Les premières étapes de l’infection par le SARS-CoV-2 sont l’interaction de Spike avec le récepteur cellulaire ACE2 suivie de la fusion entre la membrane virale et la membrane plasmique de la cellule. Le domaine S1 de Spike régit l’interaction avec ACE2 via son domaine RBD (Receptor Binding Domain) et subit plusieurs changements structuraux ainsi qu’une coupure enzymatique. Le domaine S2 peut ainsi s’ancrer dans la membrane cellulaire et induire la fusion. De plus, les cellules infectées expriment Spike à leur surface, ce qui provoque la fusion membranaire avec les cellules voisines. Ce second aspect de l’interaction Spike-ACE2 aboutit à la formation de syncitia (cellules géantes à plusieurs noyaux) associés aux nombreux dommages pulmonaires chez les cas sévères de COVID-19. La thérapie de référence est le traitement par anticorps neutralisants, qui bloquent généralement l’interaction Spike-ACE2, en ciblant le RBD.
Une équipe de l’Université de San Francisco a produit in vitro des anticorps neutralisants à partir d’échantillons génétiques de 22 patients n’ayant jamais contracté la COVID-19. Cette approche fournit des anticorps différents de ceux des patients infectés généralement étudiés. Parmi les milliards de possibilités, 6 anticorps ont été sélectionnés pour leur efficacité élevée afin de bloquer l’interaction RBD-ACE2. Malgré cette capacité commune, ces anticorps ont des pouvoirs de neutralisation variables in vitro. Si la bivalence des anticorps est supprimée (Fab monomérique), les anticorps perdent la capacité à neutraliser, ce qui montre que ceux-là ont absolument besoin de reconnaître deux sites. Par exemple, le 3D11 montre la plus forte liaison à Spike (affinité), mais la plus faible neutralisation. L’anticorps le plus puissant (5A6) peut réduire jusqu’à 10 000 fois la réplication virale et permet de maintenir l’intégrité de l’épithélium. Comme le 3D11, il se fixe sur la surface virale à une densité plus élevée. Les autres anticorps ont des propriétés intermédiaires.

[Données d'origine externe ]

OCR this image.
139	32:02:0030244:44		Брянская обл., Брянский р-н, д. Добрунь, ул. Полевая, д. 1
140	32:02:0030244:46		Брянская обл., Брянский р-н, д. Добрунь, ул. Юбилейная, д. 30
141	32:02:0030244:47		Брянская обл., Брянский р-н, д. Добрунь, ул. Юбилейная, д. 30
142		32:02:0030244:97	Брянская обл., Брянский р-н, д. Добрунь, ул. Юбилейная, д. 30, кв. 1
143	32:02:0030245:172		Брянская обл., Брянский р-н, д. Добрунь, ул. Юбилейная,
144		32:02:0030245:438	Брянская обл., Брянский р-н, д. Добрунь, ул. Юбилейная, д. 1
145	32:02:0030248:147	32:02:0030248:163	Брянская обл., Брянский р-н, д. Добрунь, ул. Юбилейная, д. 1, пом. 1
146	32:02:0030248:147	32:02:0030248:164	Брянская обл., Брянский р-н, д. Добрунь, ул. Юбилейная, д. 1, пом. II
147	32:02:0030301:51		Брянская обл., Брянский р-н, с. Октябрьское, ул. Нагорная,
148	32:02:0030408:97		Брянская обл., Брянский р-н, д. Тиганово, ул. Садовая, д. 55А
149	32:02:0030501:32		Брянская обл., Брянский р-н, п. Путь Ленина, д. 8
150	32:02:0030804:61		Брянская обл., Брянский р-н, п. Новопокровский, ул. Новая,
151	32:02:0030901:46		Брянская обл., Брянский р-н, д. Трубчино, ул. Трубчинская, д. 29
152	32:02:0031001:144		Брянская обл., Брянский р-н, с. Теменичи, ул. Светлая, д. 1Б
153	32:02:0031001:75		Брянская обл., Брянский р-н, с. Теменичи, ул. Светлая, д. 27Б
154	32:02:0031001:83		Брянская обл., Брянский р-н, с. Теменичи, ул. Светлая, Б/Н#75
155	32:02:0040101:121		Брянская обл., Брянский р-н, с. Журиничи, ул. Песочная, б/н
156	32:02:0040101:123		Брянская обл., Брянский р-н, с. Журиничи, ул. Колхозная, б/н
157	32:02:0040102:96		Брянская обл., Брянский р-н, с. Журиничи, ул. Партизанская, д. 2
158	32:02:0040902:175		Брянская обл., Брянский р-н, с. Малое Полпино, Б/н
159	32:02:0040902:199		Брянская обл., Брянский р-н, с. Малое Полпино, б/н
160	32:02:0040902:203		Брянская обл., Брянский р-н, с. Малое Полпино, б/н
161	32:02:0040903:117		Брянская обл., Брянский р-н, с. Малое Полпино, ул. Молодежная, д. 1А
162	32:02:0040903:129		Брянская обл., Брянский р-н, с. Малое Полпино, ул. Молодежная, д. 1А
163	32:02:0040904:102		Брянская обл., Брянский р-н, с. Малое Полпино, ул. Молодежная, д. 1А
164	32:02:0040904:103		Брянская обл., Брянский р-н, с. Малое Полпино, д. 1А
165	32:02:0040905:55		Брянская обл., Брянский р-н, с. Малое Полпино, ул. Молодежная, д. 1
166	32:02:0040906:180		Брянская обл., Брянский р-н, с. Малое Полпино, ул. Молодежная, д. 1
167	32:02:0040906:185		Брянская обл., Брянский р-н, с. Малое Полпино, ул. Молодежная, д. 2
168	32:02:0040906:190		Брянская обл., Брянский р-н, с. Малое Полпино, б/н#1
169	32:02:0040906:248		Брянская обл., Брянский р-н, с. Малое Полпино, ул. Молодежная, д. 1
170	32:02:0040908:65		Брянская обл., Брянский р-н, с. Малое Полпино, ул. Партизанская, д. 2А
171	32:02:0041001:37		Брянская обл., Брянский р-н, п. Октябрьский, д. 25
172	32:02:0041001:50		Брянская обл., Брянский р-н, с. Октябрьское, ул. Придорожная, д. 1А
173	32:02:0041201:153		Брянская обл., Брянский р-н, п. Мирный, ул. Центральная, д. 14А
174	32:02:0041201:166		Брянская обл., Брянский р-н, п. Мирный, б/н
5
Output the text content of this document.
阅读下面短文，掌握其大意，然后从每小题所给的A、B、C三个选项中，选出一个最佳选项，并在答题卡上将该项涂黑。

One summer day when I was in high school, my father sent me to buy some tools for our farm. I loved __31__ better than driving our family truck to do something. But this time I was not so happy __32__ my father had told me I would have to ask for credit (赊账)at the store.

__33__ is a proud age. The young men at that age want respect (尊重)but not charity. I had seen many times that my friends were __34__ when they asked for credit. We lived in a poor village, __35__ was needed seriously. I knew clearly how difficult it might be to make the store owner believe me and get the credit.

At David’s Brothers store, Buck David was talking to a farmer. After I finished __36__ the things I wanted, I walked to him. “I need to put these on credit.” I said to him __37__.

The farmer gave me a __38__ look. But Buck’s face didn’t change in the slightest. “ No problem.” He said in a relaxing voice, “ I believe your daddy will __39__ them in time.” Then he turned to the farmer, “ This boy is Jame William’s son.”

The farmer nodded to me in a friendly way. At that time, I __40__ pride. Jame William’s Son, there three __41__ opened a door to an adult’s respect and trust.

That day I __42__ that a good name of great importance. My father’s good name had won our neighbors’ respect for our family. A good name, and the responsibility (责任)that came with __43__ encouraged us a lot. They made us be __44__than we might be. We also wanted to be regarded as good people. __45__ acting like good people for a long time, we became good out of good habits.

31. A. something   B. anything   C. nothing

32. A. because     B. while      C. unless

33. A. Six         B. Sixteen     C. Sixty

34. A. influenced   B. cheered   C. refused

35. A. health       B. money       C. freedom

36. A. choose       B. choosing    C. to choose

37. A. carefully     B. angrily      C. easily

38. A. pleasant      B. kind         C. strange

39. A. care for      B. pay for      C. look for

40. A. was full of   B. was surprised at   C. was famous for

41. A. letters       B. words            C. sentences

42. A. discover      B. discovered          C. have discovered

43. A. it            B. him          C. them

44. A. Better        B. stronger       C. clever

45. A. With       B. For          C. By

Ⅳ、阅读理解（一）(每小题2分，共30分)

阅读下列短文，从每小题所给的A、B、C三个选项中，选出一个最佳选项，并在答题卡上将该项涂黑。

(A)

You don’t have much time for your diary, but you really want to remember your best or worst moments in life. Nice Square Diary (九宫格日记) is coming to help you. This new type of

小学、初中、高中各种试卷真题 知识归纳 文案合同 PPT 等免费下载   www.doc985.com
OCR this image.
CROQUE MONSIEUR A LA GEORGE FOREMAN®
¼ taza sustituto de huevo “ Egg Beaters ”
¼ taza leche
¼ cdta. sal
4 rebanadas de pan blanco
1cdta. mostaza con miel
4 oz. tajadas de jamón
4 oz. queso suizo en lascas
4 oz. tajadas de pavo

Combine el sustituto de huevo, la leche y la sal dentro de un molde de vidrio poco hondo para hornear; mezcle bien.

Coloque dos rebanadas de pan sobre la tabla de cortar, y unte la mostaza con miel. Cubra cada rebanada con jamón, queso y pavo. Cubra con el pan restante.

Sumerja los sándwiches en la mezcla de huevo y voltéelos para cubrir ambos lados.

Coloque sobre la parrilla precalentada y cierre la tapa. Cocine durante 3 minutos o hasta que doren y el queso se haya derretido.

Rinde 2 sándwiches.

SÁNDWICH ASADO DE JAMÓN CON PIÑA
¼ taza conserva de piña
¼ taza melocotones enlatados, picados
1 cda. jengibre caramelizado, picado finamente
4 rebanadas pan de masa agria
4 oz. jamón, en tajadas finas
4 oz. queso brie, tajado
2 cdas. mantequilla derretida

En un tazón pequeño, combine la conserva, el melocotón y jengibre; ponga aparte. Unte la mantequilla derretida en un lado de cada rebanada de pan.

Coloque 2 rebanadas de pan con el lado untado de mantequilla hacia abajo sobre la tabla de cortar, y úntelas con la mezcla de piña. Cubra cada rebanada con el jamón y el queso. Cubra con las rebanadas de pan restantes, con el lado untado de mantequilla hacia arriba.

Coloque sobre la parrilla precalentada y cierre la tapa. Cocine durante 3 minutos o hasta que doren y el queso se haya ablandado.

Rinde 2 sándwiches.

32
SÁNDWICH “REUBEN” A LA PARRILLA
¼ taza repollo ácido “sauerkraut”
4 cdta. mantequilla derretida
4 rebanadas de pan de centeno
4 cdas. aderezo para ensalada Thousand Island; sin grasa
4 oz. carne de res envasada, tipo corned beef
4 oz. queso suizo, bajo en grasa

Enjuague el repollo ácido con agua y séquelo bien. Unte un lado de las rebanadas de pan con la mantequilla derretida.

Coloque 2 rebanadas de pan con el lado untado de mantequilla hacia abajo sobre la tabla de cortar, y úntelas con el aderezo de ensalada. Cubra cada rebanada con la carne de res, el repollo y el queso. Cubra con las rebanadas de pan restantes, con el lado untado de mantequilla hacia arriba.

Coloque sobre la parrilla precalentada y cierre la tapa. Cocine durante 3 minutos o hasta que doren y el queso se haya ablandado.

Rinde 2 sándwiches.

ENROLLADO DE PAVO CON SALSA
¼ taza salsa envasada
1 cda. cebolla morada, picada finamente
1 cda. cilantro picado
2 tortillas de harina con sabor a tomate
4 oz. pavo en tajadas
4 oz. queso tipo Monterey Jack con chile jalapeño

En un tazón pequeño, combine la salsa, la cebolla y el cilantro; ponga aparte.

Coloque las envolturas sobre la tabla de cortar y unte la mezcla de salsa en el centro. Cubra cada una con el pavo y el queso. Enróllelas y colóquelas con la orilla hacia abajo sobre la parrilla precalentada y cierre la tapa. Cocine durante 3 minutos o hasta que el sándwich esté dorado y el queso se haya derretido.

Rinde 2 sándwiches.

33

Avec un système in vitro évaluant la capacité des cellules exprimant Spike à fusionner avec d’autres cellules, les chercheurs montrent que le 5A6 bloque la formation de syncitia, alors que le 3D11 l’augmente. Les autres anticorps n’ont aucun effet sur ce mécanisme. Par cryomicroscopie électronique, ils ont déterminé que le 2H4 mime la fixation d’ACE2 et provoque chez Spike les mêmes changements structuraux qu’en présence du récepteur (ce qu’on nomme le mécanisme orthostérique), ce qui bloque la fixation d’ACE2 mais permet donc la fusion. Le 3D11 ne cible pas la zone de fixation à ACE2 (mécanisme allostérique), mais stabilise la forme finale de Spike (S2 exposé et RBD ouverts), ce qui accroît la fusion. Le 5A6 a un mode de fixation quaternaire et coopératif qui maintient les RBD en position fermée, ce qui bloque la fixation d’ACE2 et stabilise Spike sous sa forme de pré-fusion. Cette double particularité lui permet d’inhiber l’infection, mais aussi la fusion cellule-cellule.
Bien que ces 6 anticorps interagissent fortement avec le RBD de Spike (haute affinité), ils ont donc tous une bioactivité différente sur l’interaction Spike-ACE2 et la fusion. L’efficacité d’un anticorps neutralisant résulte finalement de mécanismes multifactoriels complexes et non d’une simple compétition avec ACE2 pour la fixation sur Spike.